Viele Jahre lang hat man beim Thema Hundekot auf Aufklärung gesetzt und versucht, Überzeugungsarbeit zu leisten. Dennoch ist die Zahl der schwarzen Schafe nicht wesentlich gesunken. Jetzt fährt die Gemeinde schärfere Geschütze im Kampf gegen rücksichtslose Hundehalter auf. 

„Wer einen Hund hält oder ihn in Obsorge nimmt, hat dafür zu sorgen, dass der Hund keine öffentlichen Grünanlagen, Kinderspielplätze und ähnlich frequentierte Stellen verunreinigt und ist verpflichtet, derartige Verunreinigungen unverzüglich zu beseitigen“, so steht es in der ortspolizeilichen Verordnung geschrieben.
Dass sich etliche Hundehalter nicht an diese Regel halten, ist täglich und im gesamten Stadtgebiet festzustellen. Selbst auf Spielplätzen finden sich Kothaufen, die von rücksichtslosen Hundehaltern einfach liegen gelassen werden. Nach Jahren des guten Zuredens, reicht es jetzt auch der Stadtgemeinde.
„Der Großteil der Hundebesitzer verhält sich absolut ordnungsgemäß. Leider gibt es aber auch schwarze Schafe, über die sich die Bürger zurecht aufregen“, so Bürgermeister Kurt Staska, der darauf hinweist, dass man oftmals auch über die Medien versucht hätte, Aufklärung zu betreiben. Staska weist auch auf die zahlreichen Sackerlspender hin, die in den letzten Jahren aufgestellt wurden und sich großer Beliebtheit erfreuen. Der Jahresverbrauch hat sich seit 2010 verdoppelt und lag im Vorjahr bereits bei sagenhaften 336.000 Stück.
„Leider hatte das alles nicht den gewünschten Erfolg, deshalb habe ich nun eine Überwachung angeordnet und Aufsichtsorgane nach dem Hundehaltegesetz bestellt“, schildert der Bürgermeister.

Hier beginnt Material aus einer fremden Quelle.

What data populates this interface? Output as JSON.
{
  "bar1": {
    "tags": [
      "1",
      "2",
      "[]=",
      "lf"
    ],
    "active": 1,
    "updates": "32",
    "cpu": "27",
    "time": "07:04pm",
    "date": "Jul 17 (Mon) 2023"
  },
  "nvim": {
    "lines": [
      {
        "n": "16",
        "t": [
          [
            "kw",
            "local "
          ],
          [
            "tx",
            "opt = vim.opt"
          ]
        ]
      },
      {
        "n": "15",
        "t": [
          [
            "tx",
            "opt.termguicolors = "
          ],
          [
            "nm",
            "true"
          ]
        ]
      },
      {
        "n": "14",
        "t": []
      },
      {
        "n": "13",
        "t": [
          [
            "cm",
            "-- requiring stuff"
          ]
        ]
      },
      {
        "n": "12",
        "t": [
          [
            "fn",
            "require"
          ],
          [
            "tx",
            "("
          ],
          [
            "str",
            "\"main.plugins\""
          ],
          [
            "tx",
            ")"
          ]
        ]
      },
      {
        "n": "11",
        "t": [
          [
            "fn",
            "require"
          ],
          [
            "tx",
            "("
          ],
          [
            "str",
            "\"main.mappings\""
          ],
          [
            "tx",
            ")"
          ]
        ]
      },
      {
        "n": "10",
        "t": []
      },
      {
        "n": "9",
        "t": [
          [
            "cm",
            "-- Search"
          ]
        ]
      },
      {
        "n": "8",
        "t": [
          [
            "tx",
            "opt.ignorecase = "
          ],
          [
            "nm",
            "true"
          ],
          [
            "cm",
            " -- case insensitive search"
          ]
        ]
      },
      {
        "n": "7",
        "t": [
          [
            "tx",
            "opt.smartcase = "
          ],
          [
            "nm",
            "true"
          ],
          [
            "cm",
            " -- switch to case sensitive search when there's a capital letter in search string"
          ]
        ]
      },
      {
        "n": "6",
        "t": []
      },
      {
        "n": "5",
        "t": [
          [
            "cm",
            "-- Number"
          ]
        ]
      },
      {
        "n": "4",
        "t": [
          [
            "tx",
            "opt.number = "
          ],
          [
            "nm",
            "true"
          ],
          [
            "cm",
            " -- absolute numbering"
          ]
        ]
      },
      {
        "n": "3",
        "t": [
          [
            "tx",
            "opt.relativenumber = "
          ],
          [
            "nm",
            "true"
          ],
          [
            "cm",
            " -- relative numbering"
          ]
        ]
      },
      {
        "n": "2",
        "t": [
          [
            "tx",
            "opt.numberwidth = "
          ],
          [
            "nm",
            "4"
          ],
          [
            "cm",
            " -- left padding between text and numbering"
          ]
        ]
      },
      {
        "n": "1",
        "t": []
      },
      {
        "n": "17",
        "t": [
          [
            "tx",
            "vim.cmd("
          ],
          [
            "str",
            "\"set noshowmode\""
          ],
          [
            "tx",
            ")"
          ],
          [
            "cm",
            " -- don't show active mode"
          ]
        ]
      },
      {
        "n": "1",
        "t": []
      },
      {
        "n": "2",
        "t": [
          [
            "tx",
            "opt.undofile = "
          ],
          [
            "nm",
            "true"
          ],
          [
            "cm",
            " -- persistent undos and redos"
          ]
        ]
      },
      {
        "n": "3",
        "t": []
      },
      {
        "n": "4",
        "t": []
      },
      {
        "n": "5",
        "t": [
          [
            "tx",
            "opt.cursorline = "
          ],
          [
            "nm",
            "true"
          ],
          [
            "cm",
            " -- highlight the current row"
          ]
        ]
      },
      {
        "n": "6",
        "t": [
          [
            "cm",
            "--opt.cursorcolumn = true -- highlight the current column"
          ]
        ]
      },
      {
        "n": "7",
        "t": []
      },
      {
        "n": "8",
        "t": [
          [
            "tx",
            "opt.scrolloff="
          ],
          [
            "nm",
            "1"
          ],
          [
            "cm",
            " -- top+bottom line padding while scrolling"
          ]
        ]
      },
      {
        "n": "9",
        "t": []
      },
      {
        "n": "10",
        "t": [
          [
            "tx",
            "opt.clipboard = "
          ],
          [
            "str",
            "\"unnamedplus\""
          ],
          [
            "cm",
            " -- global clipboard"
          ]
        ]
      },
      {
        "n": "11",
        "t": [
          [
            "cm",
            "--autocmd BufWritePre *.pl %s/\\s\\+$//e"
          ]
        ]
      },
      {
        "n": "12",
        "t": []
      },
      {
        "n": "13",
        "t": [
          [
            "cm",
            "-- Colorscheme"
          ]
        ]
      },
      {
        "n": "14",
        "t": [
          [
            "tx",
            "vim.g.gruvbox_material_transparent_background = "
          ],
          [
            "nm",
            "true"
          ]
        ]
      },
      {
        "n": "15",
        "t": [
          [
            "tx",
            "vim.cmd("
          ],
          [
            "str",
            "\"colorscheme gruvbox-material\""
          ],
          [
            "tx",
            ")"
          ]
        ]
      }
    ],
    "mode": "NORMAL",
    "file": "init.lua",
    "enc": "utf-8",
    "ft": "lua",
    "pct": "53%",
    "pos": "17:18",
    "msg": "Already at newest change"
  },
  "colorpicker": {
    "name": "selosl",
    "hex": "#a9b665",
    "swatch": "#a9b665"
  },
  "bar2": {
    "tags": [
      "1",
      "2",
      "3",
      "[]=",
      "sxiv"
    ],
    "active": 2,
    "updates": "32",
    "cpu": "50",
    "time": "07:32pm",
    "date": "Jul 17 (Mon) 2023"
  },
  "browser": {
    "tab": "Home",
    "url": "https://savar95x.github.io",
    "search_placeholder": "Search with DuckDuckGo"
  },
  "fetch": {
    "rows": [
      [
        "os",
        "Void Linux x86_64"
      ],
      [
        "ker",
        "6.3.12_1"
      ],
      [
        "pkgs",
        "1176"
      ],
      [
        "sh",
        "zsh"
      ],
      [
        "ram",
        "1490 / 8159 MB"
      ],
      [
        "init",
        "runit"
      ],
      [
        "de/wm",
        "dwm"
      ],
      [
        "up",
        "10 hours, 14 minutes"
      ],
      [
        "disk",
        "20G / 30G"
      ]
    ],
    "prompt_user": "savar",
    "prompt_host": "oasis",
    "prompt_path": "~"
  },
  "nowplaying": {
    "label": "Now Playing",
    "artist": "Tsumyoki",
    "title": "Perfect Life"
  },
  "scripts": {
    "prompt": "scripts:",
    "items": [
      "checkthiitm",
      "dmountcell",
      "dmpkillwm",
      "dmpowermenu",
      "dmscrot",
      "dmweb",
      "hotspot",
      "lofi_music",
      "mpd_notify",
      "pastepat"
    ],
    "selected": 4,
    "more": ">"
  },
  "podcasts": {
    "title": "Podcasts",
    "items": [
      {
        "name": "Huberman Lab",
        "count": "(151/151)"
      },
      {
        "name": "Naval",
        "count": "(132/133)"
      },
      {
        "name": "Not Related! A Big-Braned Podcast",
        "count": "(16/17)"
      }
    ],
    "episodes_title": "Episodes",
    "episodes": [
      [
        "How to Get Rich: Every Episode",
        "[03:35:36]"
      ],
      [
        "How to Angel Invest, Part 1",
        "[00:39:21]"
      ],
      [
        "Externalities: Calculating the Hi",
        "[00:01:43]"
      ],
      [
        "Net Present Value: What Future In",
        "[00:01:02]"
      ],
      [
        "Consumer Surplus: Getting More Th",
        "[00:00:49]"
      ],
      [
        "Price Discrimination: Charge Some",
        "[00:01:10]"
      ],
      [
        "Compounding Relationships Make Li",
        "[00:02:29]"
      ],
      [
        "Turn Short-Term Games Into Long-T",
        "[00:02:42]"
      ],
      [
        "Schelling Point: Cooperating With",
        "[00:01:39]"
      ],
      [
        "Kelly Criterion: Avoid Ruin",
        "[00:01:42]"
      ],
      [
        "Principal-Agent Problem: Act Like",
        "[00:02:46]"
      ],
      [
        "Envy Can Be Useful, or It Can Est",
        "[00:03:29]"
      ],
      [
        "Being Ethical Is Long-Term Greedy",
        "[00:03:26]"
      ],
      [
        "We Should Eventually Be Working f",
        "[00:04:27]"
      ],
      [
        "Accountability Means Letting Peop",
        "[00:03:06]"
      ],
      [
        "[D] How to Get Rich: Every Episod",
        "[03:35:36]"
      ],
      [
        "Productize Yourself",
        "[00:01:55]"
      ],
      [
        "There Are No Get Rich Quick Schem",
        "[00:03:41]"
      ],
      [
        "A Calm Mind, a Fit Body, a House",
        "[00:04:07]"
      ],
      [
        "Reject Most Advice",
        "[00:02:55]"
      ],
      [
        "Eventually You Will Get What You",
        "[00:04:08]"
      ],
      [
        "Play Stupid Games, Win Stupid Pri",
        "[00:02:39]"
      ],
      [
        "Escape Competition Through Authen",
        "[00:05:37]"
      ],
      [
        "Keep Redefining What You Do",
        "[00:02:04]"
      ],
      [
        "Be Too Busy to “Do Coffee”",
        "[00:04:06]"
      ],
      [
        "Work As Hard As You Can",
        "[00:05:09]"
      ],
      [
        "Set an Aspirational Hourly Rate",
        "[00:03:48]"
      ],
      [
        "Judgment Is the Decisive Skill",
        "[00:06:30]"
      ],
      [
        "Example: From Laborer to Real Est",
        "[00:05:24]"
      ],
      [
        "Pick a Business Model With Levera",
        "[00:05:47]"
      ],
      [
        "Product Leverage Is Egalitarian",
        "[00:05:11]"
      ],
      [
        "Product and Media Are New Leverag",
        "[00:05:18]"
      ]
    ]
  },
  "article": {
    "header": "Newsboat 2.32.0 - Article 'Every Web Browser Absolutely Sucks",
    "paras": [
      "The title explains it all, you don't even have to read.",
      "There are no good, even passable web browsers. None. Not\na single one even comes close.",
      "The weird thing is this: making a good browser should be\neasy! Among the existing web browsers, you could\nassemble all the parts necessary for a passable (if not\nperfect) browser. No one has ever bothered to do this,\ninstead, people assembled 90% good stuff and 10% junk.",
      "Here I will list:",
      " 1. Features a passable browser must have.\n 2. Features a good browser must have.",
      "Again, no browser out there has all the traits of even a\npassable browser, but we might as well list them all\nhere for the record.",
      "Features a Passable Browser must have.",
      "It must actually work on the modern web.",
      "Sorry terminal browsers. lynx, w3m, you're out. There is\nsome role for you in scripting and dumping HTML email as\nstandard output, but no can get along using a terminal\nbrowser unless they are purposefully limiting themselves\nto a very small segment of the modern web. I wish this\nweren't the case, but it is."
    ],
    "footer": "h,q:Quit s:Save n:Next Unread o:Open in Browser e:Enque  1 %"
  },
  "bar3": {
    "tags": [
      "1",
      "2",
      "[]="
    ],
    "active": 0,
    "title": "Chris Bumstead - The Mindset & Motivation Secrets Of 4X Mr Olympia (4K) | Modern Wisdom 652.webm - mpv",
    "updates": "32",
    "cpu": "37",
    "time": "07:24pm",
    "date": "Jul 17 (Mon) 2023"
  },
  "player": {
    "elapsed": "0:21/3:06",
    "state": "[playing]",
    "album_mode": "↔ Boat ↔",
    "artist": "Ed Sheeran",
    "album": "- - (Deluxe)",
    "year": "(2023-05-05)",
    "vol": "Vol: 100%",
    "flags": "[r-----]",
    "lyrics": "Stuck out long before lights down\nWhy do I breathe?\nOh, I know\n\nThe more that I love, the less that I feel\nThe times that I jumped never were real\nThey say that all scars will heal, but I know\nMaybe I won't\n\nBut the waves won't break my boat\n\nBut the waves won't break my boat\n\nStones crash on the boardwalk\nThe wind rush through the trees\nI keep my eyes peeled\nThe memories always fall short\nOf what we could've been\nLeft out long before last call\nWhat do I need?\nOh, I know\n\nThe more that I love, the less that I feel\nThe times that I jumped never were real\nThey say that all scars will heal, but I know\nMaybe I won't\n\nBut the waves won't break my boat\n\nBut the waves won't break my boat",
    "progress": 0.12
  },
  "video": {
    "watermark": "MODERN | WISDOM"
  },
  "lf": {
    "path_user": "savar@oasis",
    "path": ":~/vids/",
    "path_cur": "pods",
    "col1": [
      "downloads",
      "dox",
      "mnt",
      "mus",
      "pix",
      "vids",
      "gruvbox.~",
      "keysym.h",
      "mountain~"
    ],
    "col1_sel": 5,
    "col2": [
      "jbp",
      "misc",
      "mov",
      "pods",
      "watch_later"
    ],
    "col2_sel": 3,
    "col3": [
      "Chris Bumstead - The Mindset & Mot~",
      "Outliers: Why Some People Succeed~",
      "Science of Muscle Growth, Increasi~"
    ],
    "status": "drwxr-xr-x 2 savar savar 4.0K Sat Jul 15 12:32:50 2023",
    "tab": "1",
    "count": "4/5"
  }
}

Konkret wurden nicht nur die drei Badener Parkwächter sondern auch die Mitglieder der Berg- und Naturwacht vereidigt. Diese sind nun mit einem Ausweis und Dienstabzeichen ausgestattet und berechtigt, von den „Sündern“ an Ort und Stelle bis zu 90 Euro einzuheben. Wer sich weigert zu zahlen, für den kann der Spaß ganz besonders teuer werden. Sobald die Bezirkshauptmannschaft nach einer Anzeige aktiv wird, kann das Bußgeld immerhin bis zu 7.000 Euro betragen.
„Ich finde es sehr bedauerlich, dass wir zu solch drastischen Mitteln greifen müssen. Mit etwas Disziplin wäre das leicht vermeidbar“, meint Kurt Staska, der aber befürchtet, dass einige Unverbesserliche meinen, mit der Hundesteuer auch die Reinigung bezahlt zu haben.